BCC Research says the growth will be faster and higher, estimating the nutraceutical market will top $207 billion by 2016.

Currently, the food industry’s revenue growth is being driven by this consumer mega-shift, notes TriplePundit sustainability blogger Bill Roth, just back from the Natural Products Expo West in March. This once-niche event has grown to become “one of the most heavily attended events ... across industries,” he reports, noting “healthy food has leaped from a marketing niche to a revenue growth engine for the foodservice industry.”

But here is what may be most interesting from an industry perspective: Nutraceuticals and functional foods command an average 25 percent profit margin, which is “well beyond the single-digit percentages that food companies make on many of their consumer products,” notes Pharmaceutical Market Europe magazine.

So as the global population continues to age, preventive and curative nutritional products will continue to gain market share with older consumers. Yet ironically, “younger adults aged 25-34 are seen as the key demographic group that will drive functional food and drink sales over the next three years,” notes “Global Functional Food Survey-Trends and Insights 2014-2016,” a new report from market research firm Canadean.

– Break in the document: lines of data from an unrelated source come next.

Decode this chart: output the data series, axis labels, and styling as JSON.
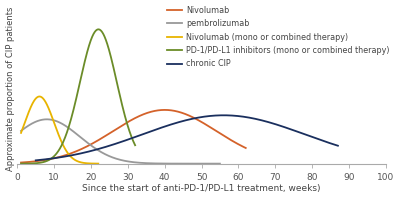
{
  "xlabel": "Since the start of anti-PD-1/PD-L1 treatment, weeks)",
  "ylabel": "Approximate proportion of CIP patients",
  "xlim": [
    0,
    100
  ],
  "ylim": [
    0,
    1.12
  ],
  "xticks": [
    0,
    10,
    20,
    30,
    40,
    50,
    60,
    70,
    80,
    90,
    100
  ],
  "background_color": "#ffffff",
  "curves": [
    {
      "label": "Nivolumab",
      "color": "#d4622a",
      "peak_x": 40,
      "peak_y": 0.4,
      "sigma": 14,
      "x_start": 1,
      "x_end": 62
    },
    {
      "label": "pembrolizumab",
      "color": "#999999",
      "peak_x": 8,
      "peak_y": 0.33,
      "sigma": 9,
      "x_start": 1,
      "x_end": 55
    },
    {
      "label": "Nivolumab (mono or combined therapy)",
      "color": "#e8b400",
      "peak_x": 6,
      "peak_y": 0.5,
      "sigma": 4,
      "x_start": 1,
      "x_end": 22
    },
    {
      "label": "PD-1/PD-L1 inhibitors (mono or combined therapy)",
      "color": "#6b8c28",
      "peak_x": 22,
      "peak_y": 1.0,
      "sigma": 5,
      "x_start": 1,
      "x_end": 32
    },
    {
      "label": "chronic CIP",
      "color": "#1a2f5e",
      "peak_x": 56,
      "peak_y": 0.36,
      "sigma": 22,
      "x_start": 5,
      "x_end": 87
    }
  ],
  "legend_fontsize": 5.8,
  "xlabel_fontsize": 6.5,
  "ylabel_fontsize": 6.0,
  "tick_fontsize": 6.5,
  "linewidth": 1.3
}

Other promising forecasts from the report include:

  • A projection that enhanced energy/sport drinks, cereal and energy bars and juice and soft drinks are the product categories that will witness the biggest increase in demand over the next three years.
  • An assertion that demand for functional food and drinks in grocers, hypermarkets and supermarkets will outpace demand in specialty health stores over the next three years.

This portends a promising and healthy future for the food industry, Americans and the rest of the world. Though big players, such as Nestlé, Pfizer and Dannon, have been among the first to get in the game with whole divisions devoted to functional foods, the space is open for companies of all sizes. Here are some points for companies to consider when capitalizing on the trend:

  • Keep an eye on science to leverage the health properties of regular foods. For example, cranberry juice has long been a go-to staple to treat urinary tract infections. This conventional wisdom got a significant scientific boost from recent research in the Canadian Journal of Microbiology that showed cranberry juice acts to retard the spread of infections, which can shorten their duration.
  • Strive for a smaller balance of the less-good-for-you ingredients in product formulation. Nutritional label reading is on the rise, and more and more consumers are giving them closer scrutiny. Consider segmenting products with healthier versions that feature lower sodium, less sugar and more fiber or no gluten.
  • Consider adding popular nutra-foods to product formulation and market it. Ginseng, palmetto extracts, ginkgo and ginkgo biloba have well-known healthful properties, and additional fiber or protein also can improve a product’s nutritional bottom line.
  • Explore partnerships to reduce development costs and barriers to entry. Partnerships between food and drug companies offer opportunities to maximize the upsides and minimize the downsides for each. Food companies bring experience with formulation, packaging, marketing and distribution, while pharmaceutical companies have mastered the maze of meeting health claims and other regulations. Companies can cut costs and time-to-market by not trying to reinvent the wheel.

To be fair, the federal government is taking the U.S. population’s health and obesity issues seriously, as evidenced by First Lady Michelle Obama’s "Let’s Move!" initiative and the proposed new label design to give the Nutrition Facts on packaged foods and beverages their most sweeping update in more than two decades—programs that have drawn tremendous attention from the mainstream media. The next step is for food and beverage companies and consumers to follow suit. Then, that attention can translate into lower numbers for all food-related ailments.